Israel has diagnosed more than 40,000 new cases a day in the past few days, and experts estimate the actual number of sick people to be two to three times higher.

“You can get two boosters, but basing your strategy on injections every four months doesn’t make sense,” said Professor Cyrille Cohen, head of Bar-Ilan University’s immunology laboratory. “We have a problem, and we have to recognize that there is a problem and we have to solve it.

“We have to come to understand that vaccines cannot prevent contamination,” he continued. “Repeated injections defeat the purpose of the vaccine, which is to stop a serious infection. You cannot take a new dose every time you have a new variant.

Moreover, Israel’s decision to administer a fourth dose was “based on expert opinion and not on hard data, because there was no hard data”, Professor Eyal Leshem explained, director of the Center for Travel Medicine and Tropical Diseases at Sheba Medical Center.

The coronavirus isolation ward at the Sheba Medical Center unit in Ramat Gan on July 20, 2020. Photo by Yossi Zeliger/Flash90.

His hospital has been at the forefront of evaluating the effectiveness — and decline — of Pfizer’s coronavirus vaccine.

The hospital is currently in the middle of a clinical trial evaluating the safety and efficacy of a fourth dose of the Pfizer and Moderna vaccines in about 300 healthcare workers. Last week, Sheba released preliminary results showing that the extra boost is safe in the short term and leads to a five-fold increase in antibodies.

However, the trial’s lead researcher, Dr Gili Regev-Yochay, said army radio that “the amount of antibodies returns to the level it was after the third vaccine, no more. That’s good, but it’s not what you expect from a booster.

Leshem also said the EMA’s concerns were “theoretical” and “not based on any information.” He said there are several vaccines for which people get three or more doses, including the polio vaccine which requires six doses over a lifetime. He admitted, however, that no vaccine requires so many doses in such a short time.

“We don’t have enough data to say whether the decision to give a reminder provided enhanced protection against serious illness or hospitalization,” Leshem said.

To assess the real benefit of the booster, he said, scientists will need to compare all people at risk of serious illness who received a fourth dose to those who might have had but did not, which can only be done effectively in several weeks.

In the meantime, “I don’t think it will harm anyone,” he said.

For now, Israel has been content to administer the vaccine only to those most at risk of infection. Last Monday, a Health Ministry advisory committee on vaccines did not approve extending the campaign to the entire population.

At the same time, research shows that while vaccine efficacy will be reduced against symptomatic disease caused by the Omicron variant, protection against severe disease is more likely to be preserved, according to the WHO.

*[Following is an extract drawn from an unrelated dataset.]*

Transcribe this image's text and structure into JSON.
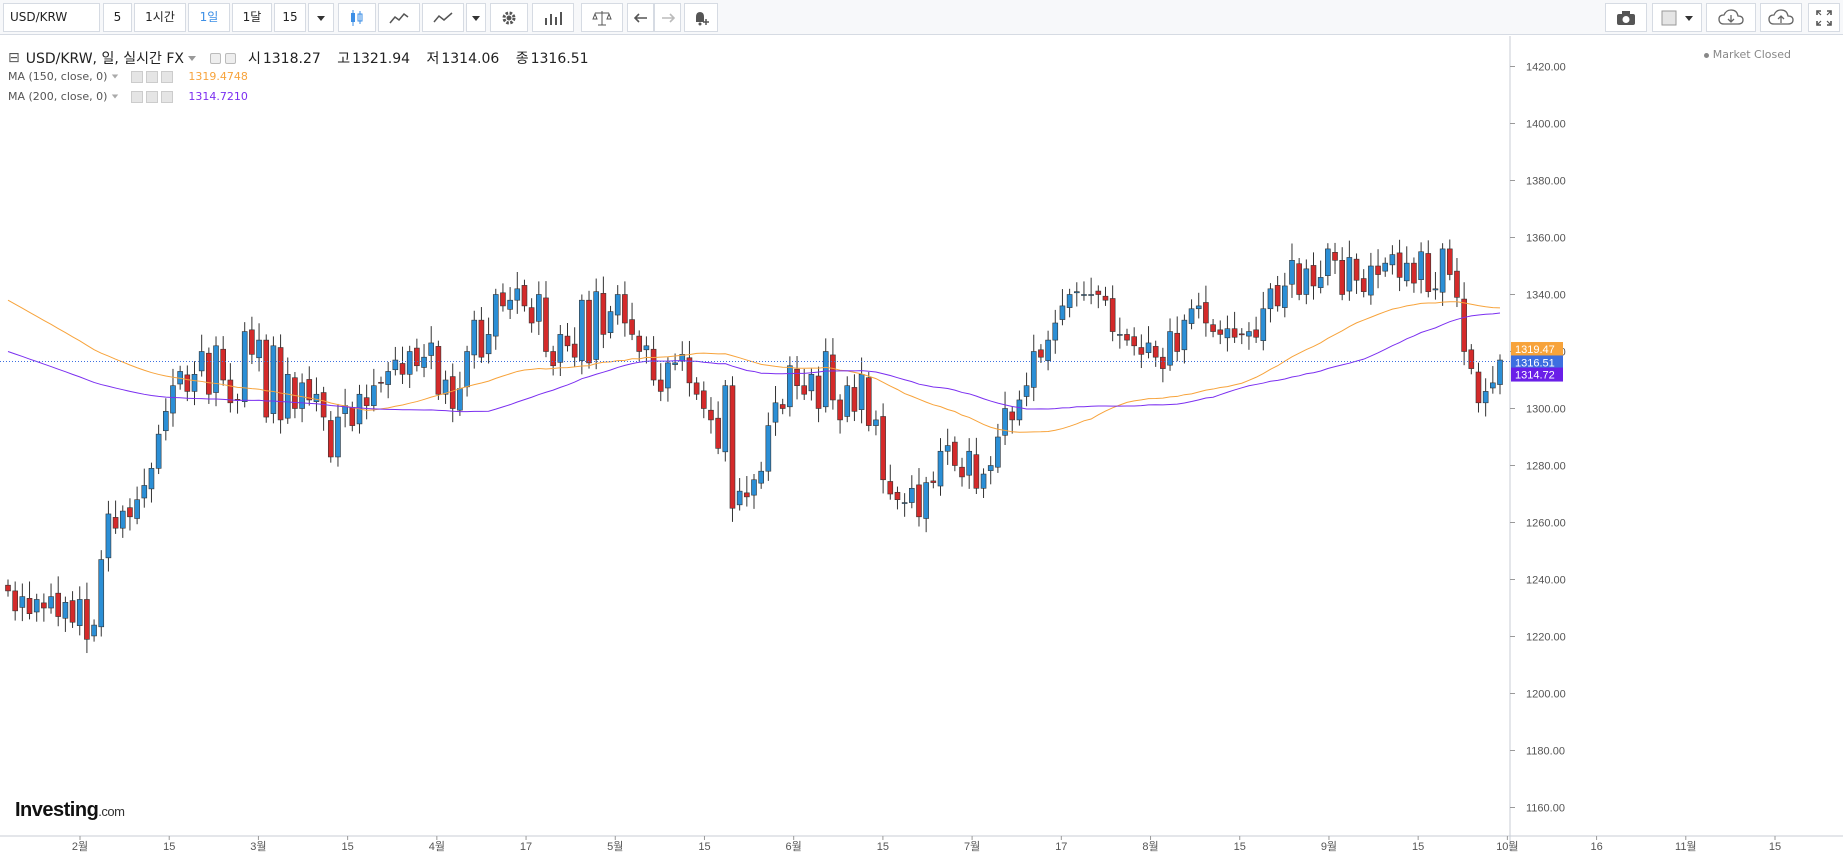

A child receives a vaccine against COVID-19 in Jerusalem, December 30, 2021. Photo by Olivier Fitoussi/Flash90.

Over 60% of Israelis have received two doses of the coronavirus vaccine, around 80% of the eligible population have received two doses and a booster. Nearly 25 percent of children aged 5 to 11 have also been bitten since Israel launched its childhood vaccination campaign in November.

Vaccination, Leshem and Cohen said, is likely part of the reason why, as severe cases increase, they do so at a much slower rate than in any previous wave, although it is understood that the Omicron variant in general is less virulent than previous variants.

Additionally, data provided by the Ministry of Health shows that there is an almost 10-fold reduction in serious illness in people over 60 who are fully vaccinated compared to those who are not.

Leshem said that as more vaccinated Israelis catch Omicron, combined immunity may prove more effective and lessen the need for any future boosters.

“The virus will continue to evolve,” Cohen said. “There will always be variations. Let’s review our strategy.